Tratado comercial já libera exportações brasileiras com alíquota zero e amplia acesso de carnes e cachaça ao mercado europeu

Da Redação
O acordo comercial entre o Mercosul e a União Europeia começou a produzir os primeiros efeitos práticos no comércio exterior brasileiro. Desde a entrada em vigor das novas regras, em 1º de maio, o Brasil passou a importar produtos europeus com tarifas reduzidas e ampliou as exportações de itens brasileiros para o mercado europeu com alíquota zero em alguns segmentos.
Entre as primeiras operações registradas estão importações de queijos, chocolates e tomates vindos da Europa, além da liberação de exportações brasileiras de carne bovina, carne de aves e cachaça dentro das cotas tarifárias previstas no acordo.
Segundo o Ministério do Desenvolvimento, Indústria, Comércio e Serviços, a Secretaria de Comércio Exterior já autorizou as primeiras licenças comerciais desde o início da vigência do tratado. Ao todo, foram liberadas seis licenças de importação para produtos europeus e oito licenças de exportação para mercadorias brasileiras.
No caso dos queijos europeus, a redução tarifária já começou a valer imediatamente. A alíquota de importação caiu de 28% para 25,2% dentro da preferência negociada entre os blocos econômicos.
Para chocolates e tomates, no entanto, a redução das tarifas ocorrerá de forma gradual a partir de 2027. Até lá, continuam valendo as taxas atualmente aplicadas no comércio entre Mercosul e União Europeia.
Do lado brasileiro, as primeiras exportações contempladas pelo acordo envolvem carne bovina fresca, carne bovina congelada, carne de aves desossada e cachaça. Segundo o governo federal, as vendas de carne de aves e da bebida brasileira já entram no mercado europeu com tarifa zero dentro dos limites estabelecidos pelas cotas comerciais.
O tratado também ampliou o acesso da carne bovina brasileira ao mercado europeu. A chamada Cota Hilton, utilizada para exportação de cortes nobres, teve a tarifa reduzida de 20% para zero.
Além disso, foi criada uma nova cota de 99 mil toneladas compartilhada entre os países do Mercosul, permitindo redução tarifária nas exportações ao bloco europeu. Antes do acordo, produtos vendidos fora da Cota Hilton enfrentavam taxas elevadas, incluindo cobrança fixa em euros sobre o peso exportado.
O governo federal afirma que grande parte do comércio entre os dois blocos já opera com redução ou eliminação de tarifas. Segundo o Ministério do Desenvolvimento, mais de 5 mil linhas tarifárias passaram a ter alíquota zero para exportações brasileiras destinadas à União Europeia.
No sentido inverso, mais de mil categorias tarifárias do Mercosul passaram a operar com isenção para produtos europeus.

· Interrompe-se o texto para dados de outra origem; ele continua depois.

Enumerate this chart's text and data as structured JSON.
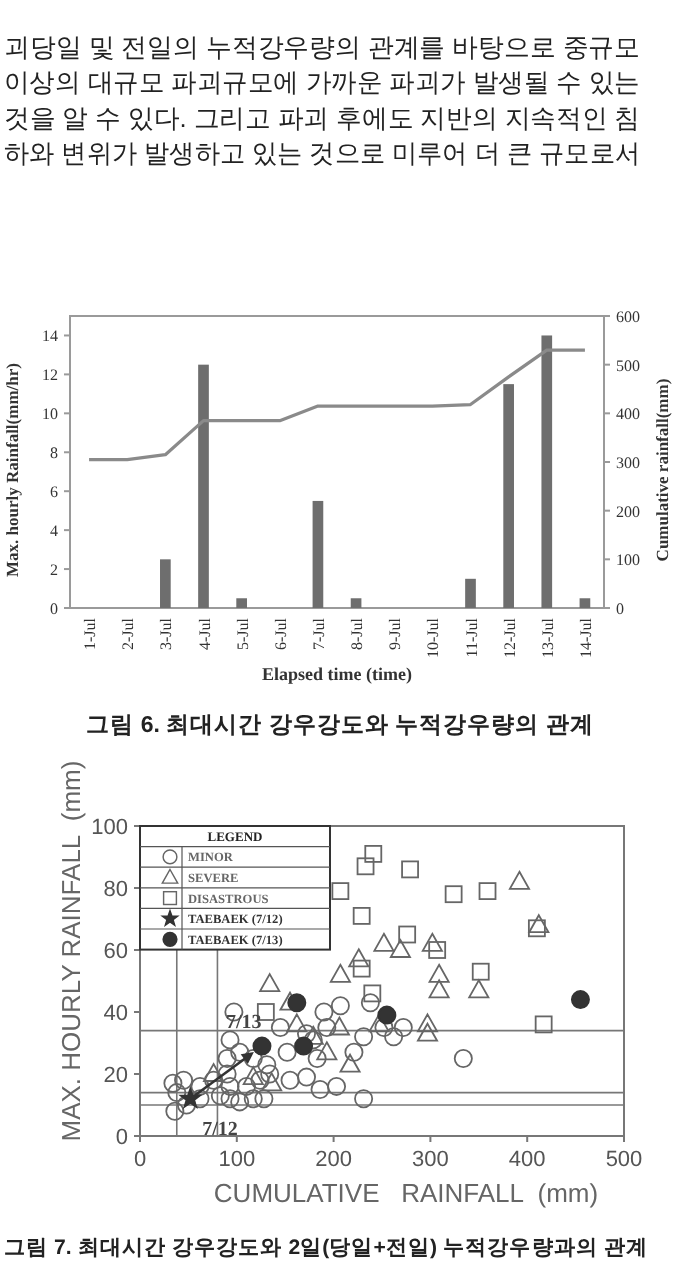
{
  "chart_data": [
    {
      "type": "other",
      "annotations": [
        "괴당일 및 전일의 누적강우량의 관계를 바탕으로 중규모",
        "이상의 대규모 파괴규모에 가까운 파괴가 발생될 수 있는",
        "것을 알 수 있다. 그리고 파괴 후에도 지반의 지속적인 침",
        "하와 변위가 발생하고 있는 것으로 미루어 더 큰 규모로서"
      ]
    },
    {
      "type": "bar",
      "categories": [
        "1-Jul",
        "2-Jul",
        "3-Jul",
        "4-Jul",
        "5-Jul",
        "6-Jul",
        "7-Jul",
        "8-Jul",
        "9-Jul",
        "10-Jul",
        "11-Jul",
        "12-Jul",
        "13-Jul",
        "14-Jul"
      ],
      "series": [
        {
          "type": "bar",
          "color": "#6e6e6e",
          "values": [
            0,
            0,
            2.5,
            12.5,
            0.5,
            0,
            5.5,
            0.5,
            0,
            0,
            1.5,
            11.5,
            14,
            0.5
          ]
        },
        {
          "type": "line",
          "axis": "y2",
          "color": "#8a8a8a",
          "values": [
            305,
            305,
            315,
            385,
            385,
            385,
            415,
            415,
            415,
            415,
            418,
            475,
            530,
            530
          ]
        }
      ],
      "xlabel": "Elapsed time (time)",
      "ylabel": "Max. hourly Rainfall(mm/hr)",
      "y2label": "Cumulative rainfall(mm)",
      "ylim": [
        0,
        15
      ],
      "yticks": [
        0,
        2,
        4,
        6,
        8,
        10,
        12,
        14
      ],
      "y2lim": [
        0,
        600
      ],
      "y2ticks": [
        0,
        100,
        200,
        300,
        400,
        500,
        600
      ],
      "annotations": [
        "그림 6. 최대시간 강우강도와 누적강우량의 관계"
      ]
    },
    {
      "type": "scatter",
      "xlabel": "CUMULATIVE   RAINFALL  (mm)",
      "ylabel": "MAX. HOURLY RAINFALL  (mm)",
      "xlim": [
        0,
        500
      ],
      "xticks": [
        0,
        100,
        200,
        300,
        400,
        500
      ],
      "ylim": [
        0,
        100
      ],
      "yticks": [
        0,
        20,
        40,
        60,
        80,
        100
      ],
      "legend": "top left",
      "legend_title": "LEGEND",
      "series": [
        {
          "name": "MINOR",
          "marker": "circle",
          "color": "#666666",
          "x": [
            34,
            38,
            45,
            36,
            48,
            62,
            97,
            93,
            90,
            103,
            117,
            131,
            83,
            93,
            103,
            117,
            128,
            93,
            110,
            124,
            134,
            152,
            155,
            172,
            183,
            179,
            190,
            193,
            207,
            203,
            186,
            221,
            231,
            238,
            252,
            262,
            272,
            231,
            334,
            90,
            76,
            62,
            172,
            145
          ],
          "values": [
            17,
            14,
            18,
            8,
            10,
            16,
            40,
            31,
            25,
            27,
            25,
            23,
            13,
            12,
            11,
            12,
            12,
            16,
            16,
            18,
            20,
            27,
            18,
            19,
            25,
            31,
            40,
            35,
            42,
            16,
            15,
            27,
            32,
            43,
            35,
            32,
            35,
            12,
            25,
            20,
            18,
            12,
            33,
            35
          ]
        },
        {
          "name": "SEVERE",
          "marker": "triangle",
          "color": "#666666",
          "x": [
            392,
            412,
            252,
            269,
            302,
            309,
            309,
            350,
            207,
            226,
            134,
            155,
            297,
            297,
            247,
            206,
            193,
            217,
            179,
            162,
            136,
            117,
            76
          ],
          "values": [
            82,
            68,
            62,
            60,
            62,
            52,
            47,
            47,
            52,
            57,
            49,
            43,
            36,
            33,
            36,
            35,
            27,
            23,
            32,
            36,
            17,
            19,
            20
          ]
        },
        {
          "name": "DISASTROUS",
          "marker": "square",
          "color": "#666666",
          "x": [
            241,
            233,
            279,
            207,
            324,
            359,
            229,
            276,
            307,
            410,
            229,
            240,
            352,
            417,
            130
          ],
          "values": [
            91,
            87,
            86,
            79,
            78,
            79,
            71,
            65,
            60,
            67,
            54,
            46,
            53,
            36,
            40
          ]
        },
        {
          "name": "TAEBAEK (7/12)",
          "marker": "star",
          "color": "#333333",
          "x": [
            52
          ],
          "values": [
            12
          ]
        },
        {
          "name": "TAEBAEK (7/13)",
          "marker": "circle",
          "color": "#333333",
          "x": [
            126,
            162,
            169,
            255,
            455
          ],
          "values": [
            29,
            43,
            29,
            39,
            44
          ]
        }
      ],
      "ref_lines": [
        {
          "axis": "x",
          "value": 38,
          "color": "#777777"
        },
        {
          "axis": "x",
          "value": 80,
          "color": "#777777"
        },
        {
          "axis": "y",
          "value": 34,
          "color": "#777777"
        },
        {
          "axis": "y",
          "value": 14,
          "color": "#777777"
        },
        {
          "axis": "y",
          "value": 10,
          "color": "#777777"
        }
      ],
      "annotations": [
        {
          "text": "7/12",
          "x": 52,
          "y": 12
        },
        {
          "text": "7/13",
          "x": 126,
          "y": 29
        },
        "그림 7. 최대시간 강우강도와 2일(당일+전일) 누적강우량과의 관계"
      ]
    }
  ]
}
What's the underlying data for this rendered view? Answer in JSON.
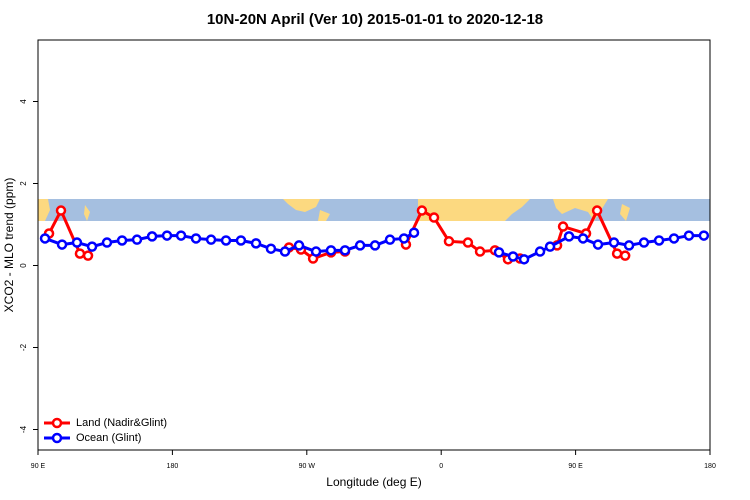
{
  "chart_data": {
    "type": "line",
    "title": "10N-20N April (Ver 10)   2015-01-01 to 2020-12-18",
    "xlabel": "Longitude (deg E)",
    "ylabel": "XCO2 - MLO trend (ppm)",
    "xlim": [
      90,
      540
    ],
    "xticks": [
      {
        "value": 90,
        "label": "90 E"
      },
      180,
      {
        "value": 270,
        "label": "90 W"
      },
      {
        "value": 360,
        "label": "0"
      },
      {
        "value": 450,
        "label": "90 E"
      },
      {
        "value": 540,
        "label": "180"
      }
    ],
    "ylim": [
      -4.5,
      5.5
    ],
    "yticks": [
      -4,
      -2,
      0,
      2,
      4
    ],
    "legend": "bottomleft",
    "series": [
      {
        "name": "Land (Nadir&Glint)",
        "color": "#ff0000",
        "x": [
          97.4,
          105.4,
          118.1,
          123.5,
          null,
          258.1,
          266.1,
          274.2,
          286.2,
          295.6,
          null,
          336.4,
          347.1,
          355.2,
          365.2,
          377.9,
          386.0,
          396.0,
          404.7,
          412.8,
          null,
          437.6,
          441.6,
          457.0,
          464.4,
          477.8,
          483.2
        ],
        "values": [
          0.78,
          1.34,
          0.29,
          0.24,
          null,
          0.44,
          0.39,
          0.17,
          0.32,
          0.34,
          null,
          0.51,
          1.34,
          1.17,
          0.59,
          0.56,
          0.34,
          0.37,
          0.15,
          0.17,
          null,
          0.49,
          0.95,
          0.78,
          1.34,
          0.29,
          0.24
        ]
      },
      {
        "name": "Ocean (Glint)",
        "color": "#0000ff",
        "x": [
          94.7,
          106.1,
          116.1,
          126.2,
          136.2,
          146.3,
          156.3,
          166.4,
          176.4,
          185.8,
          195.8,
          205.9,
          215.9,
          225.9,
          236.0,
          246.0,
          255.4,
          264.8,
          276.2,
          286.2,
          295.6,
          305.7,
          315.7,
          325.7,
          335.1,
          341.8,
          null,
          398.7,
          408.1,
          415.5,
          426.2,
          432.9,
          445.6,
          455.0,
          465.0,
          475.7,
          485.8,
          495.8,
          505.9,
          515.9,
          525.9,
          535.9
        ],
        "values": [
          0.66,
          0.51,
          0.56,
          0.46,
          0.56,
          0.61,
          0.63,
          0.71,
          0.73,
          0.73,
          0.66,
          0.63,
          0.61,
          0.61,
          0.54,
          0.41,
          0.34,
          0.49,
          0.34,
          0.37,
          0.37,
          0.49,
          0.49,
          0.63,
          0.66,
          0.8,
          null,
          0.32,
          0.22,
          0.15,
          0.34,
          0.46,
          0.71,
          0.66,
          0.51,
          0.56,
          0.49,
          0.56,
          0.61,
          0.66,
          0.73,
          0.73
        ]
      }
    ]
  }
}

As operações comerciais estão sendo realizadas por meio do Portal Único Siscomex, sistema responsável pelo controle das licenças e certificações de importação e exportação no Brasil. De acordo com o governo, toda a regulamentação necessária para aplicação das cotas foi concluída antes da entrada em vigor do acordo.
Especialistas do setor avaliam que o tratado tende a ampliar o fluxo comercial entre os dois blocos ao longo dos próximos anos, principalmente em segmentos ligados ao agronegócio, indústria alimentícia e produtos manufaturados.